Die Antragsteller sind die Bezirksvertrauensmänner der Schwerbehinderten bei den Bezirksregierungen Arnsberg, Düsseldorf, Köln und Münster. Sie sind der Auffassung, daß bei der Wahl des Hauptvertrauensmannes der Schwerbehinderten im Bereich des Ministeriums für Arbeit, Gesundheit und Soziales des Landes Nordrhein-Westfalen und seiner Stellvertreter am 13. Januar 1983 gegen wesentliche Vorschriften über das Wahlrecht verstoßen worden sei, weil entgegen § 24 Abs. 2 Satz 2 SchwbG F. 1979 auch die Vertrauensmänner der nachgeordneten Dienststellen zur Wahl zugelassen worden seien, obwohl die Zahl der Bezirksvertrauensmänner nicht niedriger als fünf sei. Der Wahlvorstand hatte sich demgegenüber auf den Standpunkt gestellt, daß die Bezirksvertrauensmänner bei den Bezirksregierungen nicht wahlberechtigt seien. In der von ihm aufgestellen Wählerliste waren dementsprechend lediglich die Bezirksvertrauensmänner für die Bereiche des Landessozialgerichts und des Landessozialamtes sowie 51 Vertrauensmänner bei nachgeordneten Dienststellen im Bereich des Ministers für Arbeit, Gesundheit und Soziales – des Beteiligten zu 2) – aufgeführt.

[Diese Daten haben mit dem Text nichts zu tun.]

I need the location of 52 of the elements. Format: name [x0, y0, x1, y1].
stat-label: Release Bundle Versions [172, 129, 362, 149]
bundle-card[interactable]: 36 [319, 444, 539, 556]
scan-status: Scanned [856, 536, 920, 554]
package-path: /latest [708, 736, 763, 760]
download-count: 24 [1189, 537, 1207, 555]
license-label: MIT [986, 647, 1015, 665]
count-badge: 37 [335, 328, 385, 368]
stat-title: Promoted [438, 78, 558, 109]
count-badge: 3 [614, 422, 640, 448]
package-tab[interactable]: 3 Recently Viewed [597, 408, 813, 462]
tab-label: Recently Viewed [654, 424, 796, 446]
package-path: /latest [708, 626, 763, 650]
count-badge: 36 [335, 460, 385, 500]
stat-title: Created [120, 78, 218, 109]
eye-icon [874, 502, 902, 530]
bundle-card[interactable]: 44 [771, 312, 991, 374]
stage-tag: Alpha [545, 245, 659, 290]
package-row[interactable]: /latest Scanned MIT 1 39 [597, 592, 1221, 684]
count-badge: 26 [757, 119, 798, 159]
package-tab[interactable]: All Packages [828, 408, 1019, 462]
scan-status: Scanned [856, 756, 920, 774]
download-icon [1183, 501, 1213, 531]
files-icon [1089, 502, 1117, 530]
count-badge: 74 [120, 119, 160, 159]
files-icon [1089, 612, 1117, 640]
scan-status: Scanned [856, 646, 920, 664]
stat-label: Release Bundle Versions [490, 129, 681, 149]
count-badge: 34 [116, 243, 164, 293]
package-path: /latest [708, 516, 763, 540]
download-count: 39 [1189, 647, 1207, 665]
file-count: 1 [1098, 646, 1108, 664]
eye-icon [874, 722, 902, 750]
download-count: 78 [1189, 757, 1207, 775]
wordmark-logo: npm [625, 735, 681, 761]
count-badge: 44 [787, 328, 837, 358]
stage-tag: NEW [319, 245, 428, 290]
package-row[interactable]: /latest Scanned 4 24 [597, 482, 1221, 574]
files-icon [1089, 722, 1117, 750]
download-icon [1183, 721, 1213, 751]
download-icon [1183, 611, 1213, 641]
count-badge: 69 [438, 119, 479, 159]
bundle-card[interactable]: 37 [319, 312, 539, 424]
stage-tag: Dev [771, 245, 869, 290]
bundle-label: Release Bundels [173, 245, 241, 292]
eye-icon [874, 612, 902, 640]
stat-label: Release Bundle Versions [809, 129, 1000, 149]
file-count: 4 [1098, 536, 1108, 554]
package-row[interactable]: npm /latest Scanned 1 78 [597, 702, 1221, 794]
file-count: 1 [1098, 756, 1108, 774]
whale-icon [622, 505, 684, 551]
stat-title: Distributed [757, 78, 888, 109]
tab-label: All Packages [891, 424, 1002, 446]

Aufgrund einer von den Antragstellern 1), 2) und 4) beantragten einstweiligen Verfügung gab das Verwaltungsgericht dem Wahlvorstand durch Beschluß vom 28. Dezember 1982 auf, diese Antragsteller in die Wählerliste einzutragen und ihnen unverzüglich die für die Stimmabgabe erforderlichen Wahlunterlagen zu übersenden. Dem kam der Wahlvorstand nach. Die Bezirksvertrauensmänner bei den Bezirksregierungen Köln – der Antragsteller zu 3) – und Detmold wurden nicht in die Wählerliste eingetragen und die Vertrauensmänner bei den nachgeordneten Dienststellen nicht gestrichen. Bei der Wahl wurden der Beteiligte zu 1) zum Hauptvertrauensmann und die Beteiligten zu 3) und 4) zu seinen Stellvertretern gewählt.

Die Antragsteller haben daraufhin die Wahl angefochten. Das Verwaltungsgericht hat die Wahl des Hauptvertrauensmannes der Schwerbehinderten und seiner Stellvertreter im Geschäftsbereich des Beteiligten zu 2) mit der Begründung für ungültig erklärt, daß bei der Wahl gegen § 24 Abs. 2 Satz 2 SchwbG F. 1979 verstoßen worden sei. Auf die Beschwerde der Beteiligten zu 1) und 2) hat das Oberverwaltungsgericht den erstinstanzlichen Beschluß geändert und den Antrag abgelehnt, im wesentlichen aus folgenden Gründen:

Der Antrag sei unzulässig, weil die Antragsteller zur Wahl des Hauptvertrauensmannes der Schwerbehinderten im Geschäftsbereich des Beteiligten zu 2) nicht wahlberechtigt und damit nicht anfechtungsbefugt seien.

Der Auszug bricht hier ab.